Item 5 of the Initial Statement is hereby amended and restated as follows: The information set forth in or incorporated by reference in Items 2, 3 and 4 and on the cover pages of this Schedule 13D is incorporated by reference in its entirety into this Item 5. As of the date hereof, Green LTF holds 15,946,196 shares of Common Stock, representing approximately 7.2% of the issued and outstanding shares of Common Stock, Associates VI-A holds 27,009 shares of Common Stock, representing approximately 0.0% of the issued and outstanding shares of Common Stock and Associates VI-B holds 269,178 shares of Common Stock, representing approximately 0.1% of the issued and outstanding shares of Common Stock. Ownership percentages set forth in this Schedule 13D are based upon a total of 222,602,738 shares of Common Stock outstanding as of May 1, 2026, as reported by the Issuer in its Quarterly Report on Form 10-Q filed with the Securities and Exchange Commission on May 5, 2026. In addition, as discussed in Item 2 above, by virtue of the agreements made pursuant to the Stockholders Agreement, the Voting Group members may be deemed to be acting as a group for purposes of Rule 13d-3 under the Exchange Act.

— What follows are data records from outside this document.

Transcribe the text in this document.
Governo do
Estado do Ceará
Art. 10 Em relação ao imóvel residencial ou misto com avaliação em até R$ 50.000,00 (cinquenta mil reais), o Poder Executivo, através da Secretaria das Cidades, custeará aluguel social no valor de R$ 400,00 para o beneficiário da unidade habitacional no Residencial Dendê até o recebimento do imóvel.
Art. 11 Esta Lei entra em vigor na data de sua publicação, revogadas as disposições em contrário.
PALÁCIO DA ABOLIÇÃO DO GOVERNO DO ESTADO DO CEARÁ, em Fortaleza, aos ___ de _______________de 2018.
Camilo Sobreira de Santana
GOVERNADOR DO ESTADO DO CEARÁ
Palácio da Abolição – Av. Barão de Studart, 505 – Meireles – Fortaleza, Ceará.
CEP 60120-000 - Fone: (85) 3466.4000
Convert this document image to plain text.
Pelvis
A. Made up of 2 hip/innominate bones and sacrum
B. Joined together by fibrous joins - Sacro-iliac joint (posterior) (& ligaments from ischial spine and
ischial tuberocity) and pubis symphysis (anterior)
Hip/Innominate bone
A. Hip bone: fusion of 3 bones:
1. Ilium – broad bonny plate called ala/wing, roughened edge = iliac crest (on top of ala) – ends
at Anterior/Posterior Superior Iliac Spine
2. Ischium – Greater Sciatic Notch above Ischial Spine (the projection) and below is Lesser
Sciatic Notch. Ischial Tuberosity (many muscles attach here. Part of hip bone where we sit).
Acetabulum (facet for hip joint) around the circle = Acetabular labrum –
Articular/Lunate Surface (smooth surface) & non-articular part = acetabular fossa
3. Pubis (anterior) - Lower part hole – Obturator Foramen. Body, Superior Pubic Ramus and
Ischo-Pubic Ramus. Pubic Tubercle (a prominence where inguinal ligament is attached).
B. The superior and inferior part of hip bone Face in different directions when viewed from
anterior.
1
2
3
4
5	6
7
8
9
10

Shares beneficially owned by the other members of the Voting Group are not the subject of this Schedule 13D and accordingly, none of the other members of the Voting Group are included as reporting persons herein.

Number of Shares

See Item 5(a) above.

Transactions

On May 5, 2026, Green LTF, Associates VI-A and Associates VI-B sold 3,604,970, 6,105 and 60,854 shares of Common Stock, respectively, at a price of $28.60 per share. On May 7, 2026, Green LTF, Associates VI-A and Associates VI-B sold 4,900,722, 8,301 and 82,726 shares of Common Stock, respectively, at a price of $31.46 per share.

Shareholders

Except as stated within this Item 5, to the knowledge of the Reporting Persons, only the Reporting Persons have the right to receive, or the power to direct the receipt of, dividends from, or proceeds from the sale of, any of the shares of Common Stock beneficially owned by the Reporting Persons as described in this Item 5.

Date of 5% Ownership

Not applicable.

Exhibit 99.1: Stock Purchase Agreement, dated as of May 5, 2026, by and among A-LFT Holdings LLC, Atairos Group Inc. and the several Sellers party thereto. Exhibit 99.2: Share Repurchase Agreement, dated as of May 5, 2026, by and among Life Time Group Holdings, Inc. and the selling stockholders set forth in Schedule I thereto (incorporated by reference to Exhibit 10.1 to the Issuer's Current Report on Form 8-K filed with the Commission on May 7, 2026).